After all, the lab's reason for being is to use state-of-the-art equipment
to poke, slice, dice, shake and otherwise probe whatever law enforcement
agents run across, but can't precisely identify, when investigating crimes
ranging from DUI to murder.

"It's just a challenge to find out what's in that white powder," White
said, describing a substance he's often asked to test, which almost always
he determines is cocaine.

"White powder" is usually about as specific a labeling he'll find when
opening a box of evidence to be tested.

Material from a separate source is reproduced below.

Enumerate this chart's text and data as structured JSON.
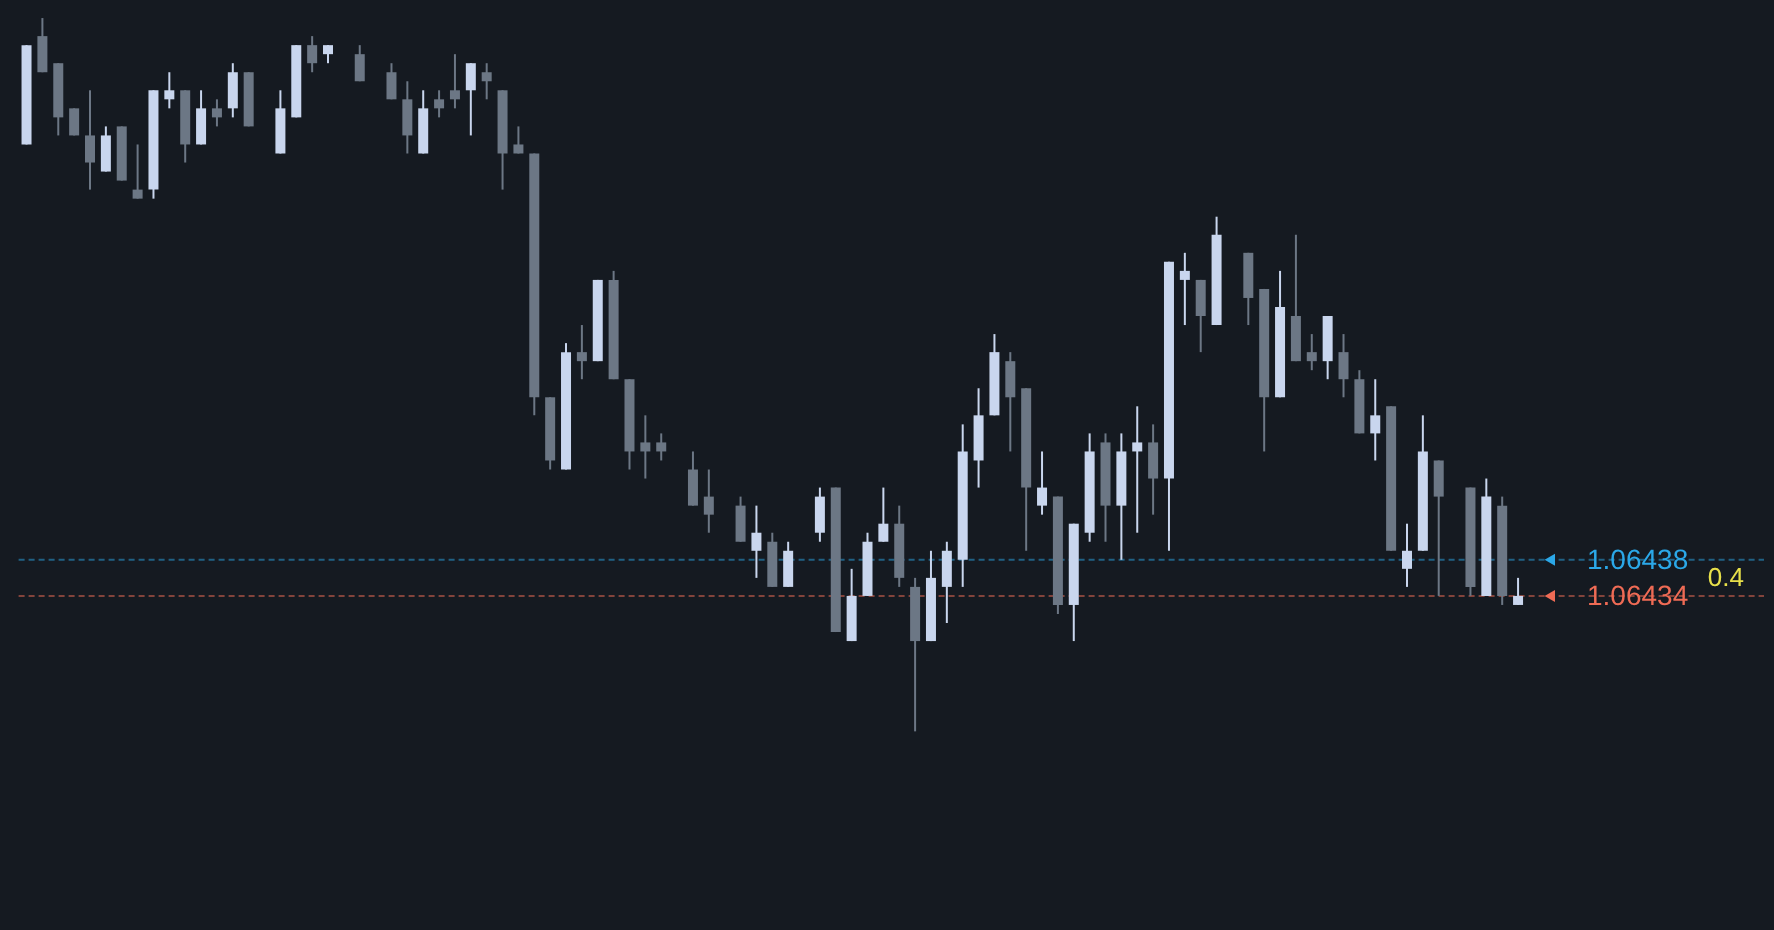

A few examples of how police
identify materials they bring to the lab: "15 pink pills"; "2 green and
white pills"; "one brown and white pill."

White sees a lot of drugs under his high-powered microscope and in the
lab's other high-tech detection equipment. The most common remains the same
as when White began working at the Huntsville lab in 1982: marijuana.

But cocaine, the long-running No. 2 illegal drug, is rapidly being
overtaken by the increasingly abused stimulant, crystal methamphetamine.

White credits, or blames, the drug's popularity on how easy it is to make.
"You can go to a Wal-Mart and get everything you need," he said. Awaiting
testing by White and his colleagues are 105 boxes filled with suspected
parts of area meth labs.

Illegal drugs in general continue to be on the rise here as in the rest of
the country, if White's workload is any measure. Despite an increase in
staff and a quantum leap in the productivity of forensic lab equipment
during his 21 years working here, the Huntsville lab's backlog of suspected
drugs to be tested has jumped from 300 to 1,300 cases.

Police brought in about 115 items a week to be tested by the drug lab when
White began working there in 1982; they now bring in on average about 350
items a week, he said.

"I've stayed busy," White said. "You always stay busy with drugs."